June 05, 2005|By Jay Hancock

GOOD RIDDANCE to the financial supermarket. One of the dumbest business ideas of the 1990s is headed for the same junkyard as industrial conglomerates, Internet pet stores, the Sony Betamax and The Adventures of Pluto Nash.

Reports that Citigroup is considering selling its money management business to Baltimore's Legg Mason would mark another step toward sanity if it comes through.

Along with Bank of America, Citigroup was the model of the one-stop money shop.

These kinds of companies were going to sell stocks, bonds, mutual funds, checking, savings, credit cards, travelers checks, insurance and mortgages all at the same time. They were going to turn bank tellers into salesmen and stockbrokers into insurance agents and cram everything into your wallet and make you ask for more.

Now Citigroup, having sold its life insurance and annuities business this year, is considering dishing its Smith Barney mutual funds and other asset-management business to Legg, The New York Times and The Wall Street Journal reported last week.

Bank of America is considering the same kind of move.

"I think that is something that is fair for consideration, and we should always be looking at it," company Chairman and Chief Executive Officer Kenneth D. Lewis told investors last month when asked if he would sell the asset-management unit, according to American Banker.

At the same time, Morgan Stanley plans to dump its Discover Card division, and American Express is getting rid of brokerage and money-management units.

One reason for the divestitures is ethics. Given the recent unpleasantness with New York Attorney General Eliot Spitzer, financial firms are goosey about pushing proprietary mutual funds, annuities and other products through financial advisers who often hold a legal duty to sell clients the best products available - not necessarily house brands.

Swapping Legg's brokerage sales force for Citi's asset-management talent - which is apparently the deal on the table - would lessen conflicts of interest at both firms.

But there are other forces breaking up the financial supermarket. One is the old "core competence" phenomenon. Even good companies do only a few things well and often err when they branch out. For a painful example, look no further than the former Allfirst Financial's currency trading desk.

Changing consumer buying patterns may exert even greater centrifugal force. Did Citigroup really think people were going to buy a whole life policy from the same place that sold them WorldCom stock?
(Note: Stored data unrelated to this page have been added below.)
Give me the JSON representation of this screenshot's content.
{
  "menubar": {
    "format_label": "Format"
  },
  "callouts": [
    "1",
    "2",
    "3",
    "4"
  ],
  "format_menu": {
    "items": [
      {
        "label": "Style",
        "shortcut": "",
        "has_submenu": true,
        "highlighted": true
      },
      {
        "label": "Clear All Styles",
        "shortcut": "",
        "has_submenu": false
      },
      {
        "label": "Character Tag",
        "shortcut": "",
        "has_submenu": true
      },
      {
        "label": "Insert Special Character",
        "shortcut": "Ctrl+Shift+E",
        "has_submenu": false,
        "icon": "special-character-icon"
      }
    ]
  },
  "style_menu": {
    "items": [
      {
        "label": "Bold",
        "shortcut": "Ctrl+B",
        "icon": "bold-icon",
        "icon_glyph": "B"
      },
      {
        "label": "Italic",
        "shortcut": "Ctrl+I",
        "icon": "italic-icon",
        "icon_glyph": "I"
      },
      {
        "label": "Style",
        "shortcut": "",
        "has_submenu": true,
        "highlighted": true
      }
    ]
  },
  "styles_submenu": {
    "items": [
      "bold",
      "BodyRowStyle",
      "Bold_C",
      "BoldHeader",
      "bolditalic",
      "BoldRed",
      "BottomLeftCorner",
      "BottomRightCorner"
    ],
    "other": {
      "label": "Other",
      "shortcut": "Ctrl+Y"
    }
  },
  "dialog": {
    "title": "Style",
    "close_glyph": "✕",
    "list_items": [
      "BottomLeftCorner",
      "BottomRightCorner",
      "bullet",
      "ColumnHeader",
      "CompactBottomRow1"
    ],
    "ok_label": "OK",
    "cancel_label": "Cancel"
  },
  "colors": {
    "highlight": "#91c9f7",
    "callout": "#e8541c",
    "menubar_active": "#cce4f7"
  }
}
As the 1990s progressed and financial firms built supermarkets and opportunities for "cross-selling," the Internet and growing consumer sophistication were destroying the foundations beneath them. Thanks to the Web, the main reasons to buy a dozen kinds of products from under one roof - inertia and the hassle of shopping around - have shrunk.

Many households are expanding the number of companies from which they buy, not reducing them. Mortgages, stocks, mutual funds, insurance, credit cards and checking can all be had online. It's one-stop shopping, but the stop is your computer - and each product can come from a different vendor.

Even destination financial Web sites such as Vanguard's, Fidelity's and T. Rowe Price's have been forced to allow customers to use their software to buy and manage rival mutual funds.

What chance does a Citigroup financial adviser have at selling the whole Chinese-restaurant menu? Especially when brokers, salesmen and other intermediaries are increasingly superfluous, not just in finance but many businesses?

Today's winning financial model is Warren Buffett's Geico insurance or T. Rowe Price, the Baltimore mutual-fund gem. They sell one product. They sell directly to the consumer. They make sure it's the best. They don't waste time on diversification. And they tell investment bankers and consultants who contend they should diversify to jump in a lake.

Legg Mason never succumbed to the supermarket strategy, either. In recent years, boss Chip Mason has concentrated more and more on asset management, which has paid off handsomely as a core skill. The Citigroup deal would cement the process, probably to Legg's advantage.

Heck, the supermarket model isn't working very well these days even for supermarkets. Is the mustard in your fridge from Safeway? Or Trader Joe's?